With a shake of his head, Jack led the way, two of the Keepers at his sides, their rifles drawn. An armed Lagrimari on Elsiran land would be trouble, but his warnings fell on deaf ears. He did have authority here, though these people did not know it, and the fact that he had no idea what they were dealing with set him on edge. Pistol drawn, he exited the thicket for his first glimpse of what remained of the settlement.

He had last been to Baalingrove only a few weeks before. As always, he’d been struck by the living conditions of the settlers: makeshift wooden shacks with leaky tin roofs, tiny patches of garden, no running water, no electricity. The men survived mainly due to the kindness of the Sisterhood, a charity comprised of devoted followers of the Queen, who provided food and supplies. Neither the Prince Regent nor the Council saw fit to do any more, and the Elsirans as a whole preferred to pretend the settlers didn’t exist.

If he’d been a betting man, he would have wagered the place couldn’t look worse than it had when he’d left, but he would have lost.
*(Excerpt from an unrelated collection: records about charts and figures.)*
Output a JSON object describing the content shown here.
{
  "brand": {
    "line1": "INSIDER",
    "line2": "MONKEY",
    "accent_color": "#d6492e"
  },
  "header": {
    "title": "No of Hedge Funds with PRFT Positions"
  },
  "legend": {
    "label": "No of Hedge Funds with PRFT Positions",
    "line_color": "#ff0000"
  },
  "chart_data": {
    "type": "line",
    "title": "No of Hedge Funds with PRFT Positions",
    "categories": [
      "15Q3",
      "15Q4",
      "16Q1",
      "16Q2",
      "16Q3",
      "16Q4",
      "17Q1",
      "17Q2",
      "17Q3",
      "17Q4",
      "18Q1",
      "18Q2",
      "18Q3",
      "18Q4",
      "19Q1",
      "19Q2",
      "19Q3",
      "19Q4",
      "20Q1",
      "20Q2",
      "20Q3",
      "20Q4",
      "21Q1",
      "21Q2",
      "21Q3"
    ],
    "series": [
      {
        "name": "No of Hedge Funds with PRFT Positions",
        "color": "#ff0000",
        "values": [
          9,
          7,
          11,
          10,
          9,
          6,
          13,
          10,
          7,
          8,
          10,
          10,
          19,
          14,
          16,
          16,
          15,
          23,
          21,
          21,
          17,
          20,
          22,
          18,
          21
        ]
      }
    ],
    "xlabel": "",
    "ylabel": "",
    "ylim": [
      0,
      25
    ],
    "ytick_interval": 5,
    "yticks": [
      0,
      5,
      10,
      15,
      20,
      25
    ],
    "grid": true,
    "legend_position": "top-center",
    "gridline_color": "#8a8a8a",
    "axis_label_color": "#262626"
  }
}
Now, charred husks replaced the shacks. Gardens lay scorched with the white crystals of what he guessed to be salt coating the barren earth. More than one blackened body lay smoldering in the dirt. He looked back at the children, wishing they weren’t seeing this, but the mothers made no move to hide the eyes of the young ones. They took in the gruesome sight without comment.
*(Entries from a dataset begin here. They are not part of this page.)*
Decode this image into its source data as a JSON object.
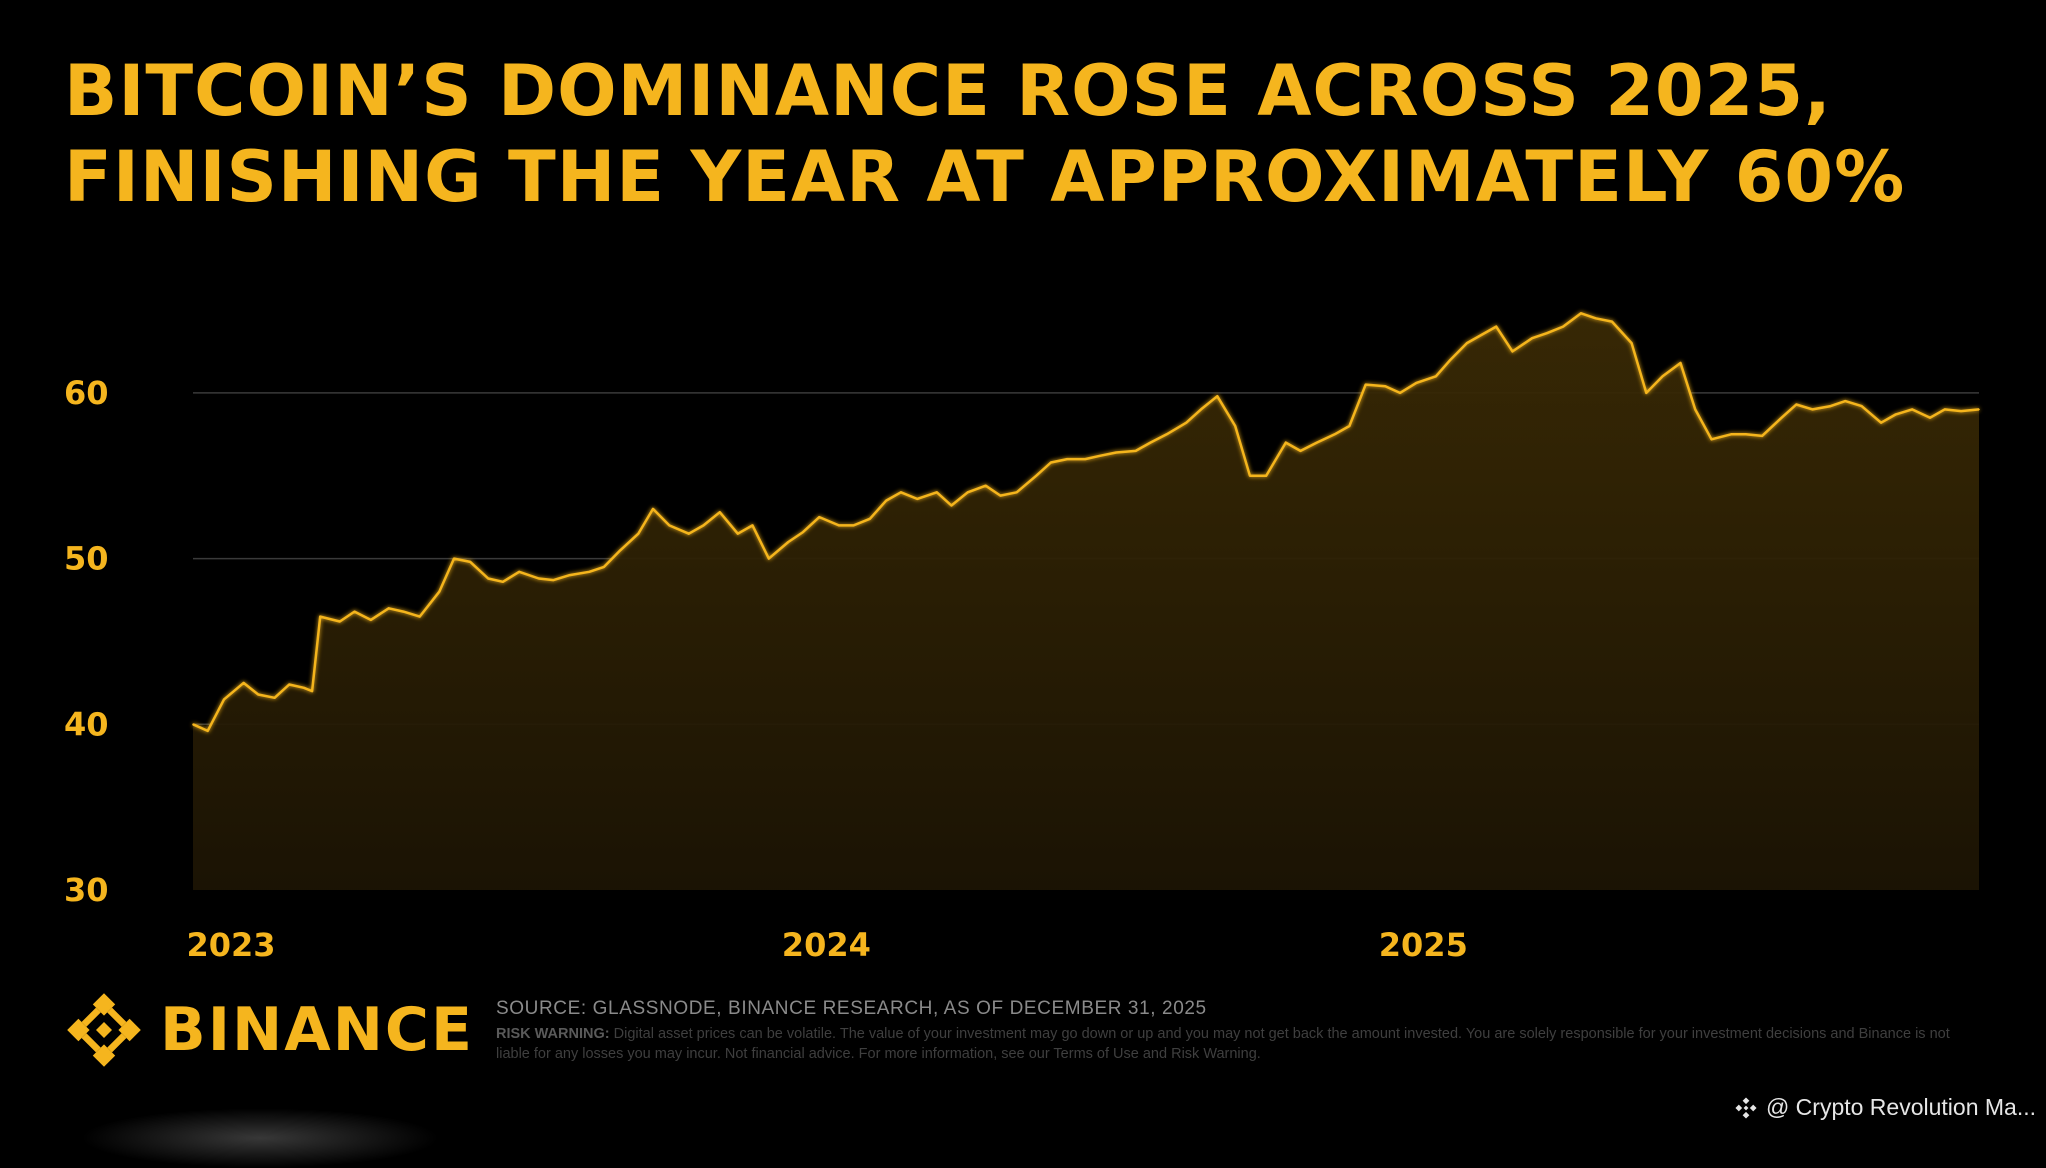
{
  "title": {
    "line1": "BITCOIN’S DOMINANCE ROSE ACROSS 2025,",
    "line2": "FINISHING THE YEAR AT APPROXIMATELY 60%"
  },
  "chart_data": {
    "type": "area",
    "ylim": [
      30,
      65
    ],
    "y_ticks": [
      30,
      40,
      50,
      60
    ],
    "x_ticks": [
      {
        "label": "2023",
        "x": "2023-01-01"
      },
      {
        "label": "2024",
        "x": "2024-01-01"
      },
      {
        "label": "2025",
        "x": "2025-01-01"
      }
    ],
    "x_range": [
      "2023-01-01",
      "2025-12-31"
    ],
    "grid": "horizontal",
    "line_color": "#F5B51E",
    "series": [
      {
        "x": [
          "2023-01-01",
          "2023-01-10",
          "2023-01-20",
          "2023-02-01",
          "2023-02-10",
          "2023-02-20",
          "2023-03-01",
          "2023-03-10",
          "2023-03-15",
          "2023-03-20",
          "2023-04-01",
          "2023-04-10",
          "2023-04-20",
          "2023-05-01",
          "2023-05-10",
          "2023-05-20",
          "2023-06-01",
          "2023-06-10",
          "2023-06-20",
          "2023-07-01",
          "2023-07-10",
          "2023-07-20",
          "2023-08-01",
          "2023-08-10",
          "2023-08-20",
          "2023-09-01",
          "2023-09-10",
          "2023-09-20",
          "2023-10-01",
          "2023-10-10",
          "2023-10-20",
          "2023-11-01",
          "2023-11-10",
          "2023-11-20",
          "2023-12-01",
          "2023-12-10",
          "2023-12-20",
          "2024-01-01",
          "2024-01-10",
          "2024-01-20",
          "2024-02-01",
          "2024-02-10",
          "2024-02-20",
          "2024-03-01",
          "2024-03-10",
          "2024-03-20",
          "2024-04-01",
          "2024-04-10",
          "2024-04-20",
          "2024-05-01",
          "2024-05-10",
          "2024-05-20",
          "2024-06-01",
          "2024-06-10",
          "2024-06-20",
          "2024-07-01",
          "2024-07-10",
          "2024-07-20",
          "2024-08-01",
          "2024-08-10",
          "2024-08-20",
          "2024-09-01",
          "2024-09-10",
          "2024-09-20",
          "2024-10-01",
          "2024-10-10",
          "2024-10-20",
          "2024-11-01",
          "2024-11-10",
          "2024-11-20",
          "2024-12-01",
          "2024-12-10",
          "2024-12-20",
          "2025-01-01",
          "2025-01-10",
          "2025-01-20",
          "2025-02-01",
          "2025-02-10",
          "2025-02-20",
          "2025-03-01",
          "2025-03-10",
          "2025-03-20",
          "2025-04-01",
          "2025-04-10",
          "2025-04-20",
          "2025-05-01",
          "2025-05-10",
          "2025-05-20",
          "2025-06-01",
          "2025-06-10",
          "2025-06-20",
          "2025-07-01",
          "2025-07-10",
          "2025-07-20",
          "2025-08-01",
          "2025-08-10",
          "2025-08-20",
          "2025-09-01",
          "2025-09-10",
          "2025-09-20",
          "2025-10-01",
          "2025-10-10",
          "2025-10-20",
          "2025-11-01",
          "2025-11-10",
          "2025-11-20",
          "2025-12-01",
          "2025-12-10",
          "2025-12-20",
          "2025-12-31"
        ],
        "values": [
          40.0,
          39.6,
          41.5,
          42.5,
          41.8,
          41.6,
          42.4,
          42.2,
          42.0,
          46.5,
          46.2,
          46.8,
          46.3,
          47.0,
          46.8,
          46.5,
          48.0,
          50.0,
          49.8,
          48.8,
          48.6,
          49.2,
          48.8,
          48.7,
          49.0,
          49.2,
          49.5,
          50.5,
          51.5,
          53.0,
          52.0,
          51.5,
          52.0,
          52.8,
          51.5,
          52.0,
          50.0,
          51.0,
          51.6,
          52.5,
          52.0,
          52.0,
          52.4,
          53.5,
          54.0,
          53.6,
          54.0,
          53.2,
          54.0,
          54.4,
          53.8,
          54.0,
          55.0,
          55.8,
          56.0,
          56.0,
          56.2,
          56.4,
          56.5,
          57.0,
          57.5,
          58.2,
          59.0,
          59.8,
          58.0,
          55.0,
          55.0,
          57.0,
          56.5,
          57.0,
          57.5,
          58.0,
          60.5,
          60.4,
          60.0,
          60.6,
          61.0,
          62.0,
          63.0,
          63.5,
          64.0,
          62.5,
          63.3,
          63.6,
          64.0,
          64.8,
          64.5,
          64.3,
          63.0,
          60.0,
          61.0,
          61.8,
          59.0,
          57.2,
          57.5,
          57.5,
          57.4,
          58.5,
          59.3,
          59.0,
          59.2,
          59.5,
          59.2,
          58.2,
          58.7,
          59.0,
          58.5,
          59.0,
          58.9,
          59.0
        ]
      }
    ]
  },
  "source": {
    "text": "SOURCE: GLASSNODE, BINANCE RESEARCH, AS OF DECEMBER 31, 2025",
    "risk_label": "RISK WARNING:",
    "risk_text": " Digital asset prices can be volatile. The value of your investment may go down or up and you may not get back the amount invested. You are solely responsible for your investment decisions and Binance is not liable for any losses you may incur. Not financial advice. For more information, see our Terms of Use and Risk Warning."
  },
  "logo": {
    "text": "BINANCE",
    "icon": "binance-diamond-icon"
  },
  "watermark": {
    "text": "@ Crypto Revolution Ma...",
    "icon": "binance-small-icon"
  }
}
“What happened here?” Jasminda said from just behind him.

He had only an inkling, but before he could respond, angry voices rent the air, shouting in Elsiran. He couldn’t make out the words but recognized the heavy borderlander accent. Gunshots rang out.

“For Sovereign’s sake, get the children back!” he hissed.
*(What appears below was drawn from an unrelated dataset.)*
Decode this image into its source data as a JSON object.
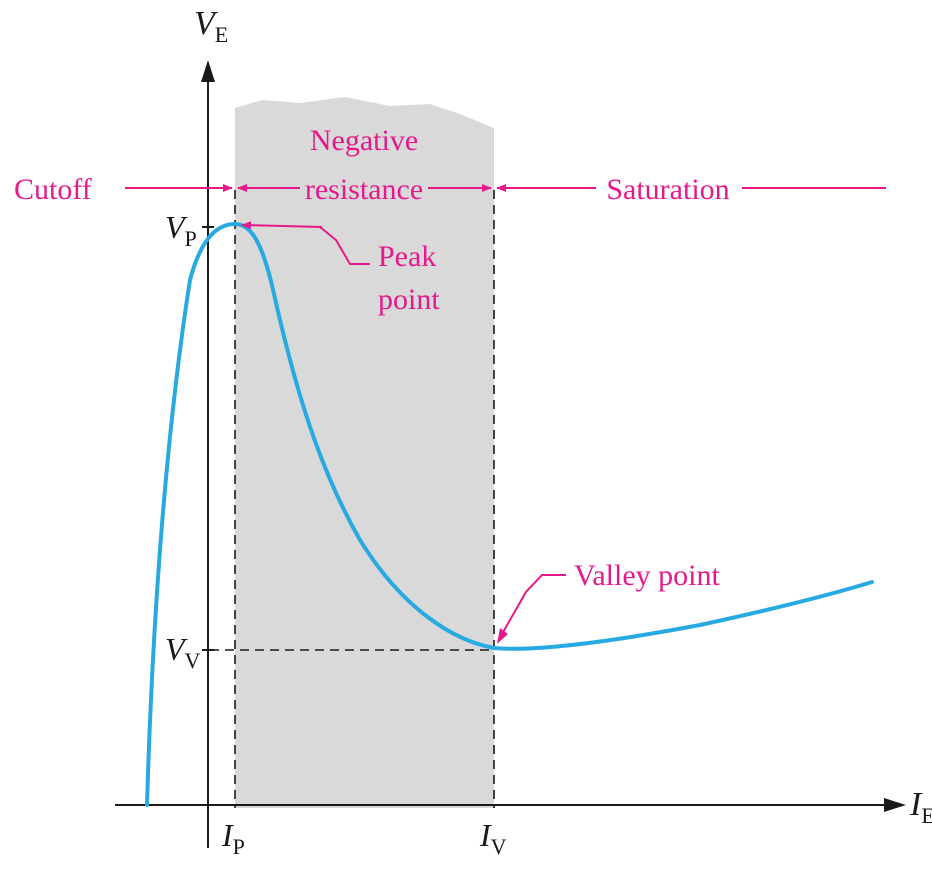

He shared a glance with Rozyl, who pursed her lips and made a hand signal to one of her crew. The man peeled off and helped direct the mothers and children to squat behind the wall of a mostly intact shack.

Jack and the armed Keepers remained on the main path, along with Jasminda and the elders.

“Go with them,” he told Jasminda. She merely rolled her eyes and cocked her pistol.

The voices came from the edge of the settlement, on the other side of a grouping of smoldering lean-tos. As they approached, gunfire continued to pop and the shouting grew louder. Jack saw movement from the corner of his eye; a Lagrimari woman was huddled with two children behind the wreckage of a building. She was not part of the group that came through the mountain with him. Her eyes grew wide when she saw him, confusion crossing her features as she took in his companions.

Rozyl bent to speak with her. “What happened here?”

“There was some trouble in the town, I think. A girl went missing. Her father got it in his head that one of the settlers took her, and a mob of farmers came here to search.” The woman’s eyes kept darting to Jack. He took a few steps back, aware that, to her, he must look like one of the men who attacked this place.

“Are you injured? You should try to get to safety.” Rozyl’s voice was softer and kinder than he’d heard it before.

“My boy’s back there. He wanted to fight with the men. I can’t leave him.” She pointed toward the battle.

“Not even for the safety of these little ones?” Jasminda said. The solemn faces of two boys, each under five, stared up at them.

“We made it out together. I won’t lose one of them now.”

Jack’s heart stung for the woman. “Are you a refugee?” he asked. She shrank back at his voice, her face twisted in fear. Her gaze, full of questions, shot to Rozyl.

“He’s—” Rozyl looked back at Jack and shrugged “—with us.”

The mother’s expression was still rigid with suspicion. “We crossed with ten others three days ago, but I don’t know what became of them once the fighting started.”

Jack broke away to investigate, only dimly aware of the others trailing behind him. A turn in the road revealed a makeshift barricade erected out of pieces of tin, planks and boards, wheels, furniture, and other miscellaneous items. It was flimsy but blocked the mouth of the dirt road.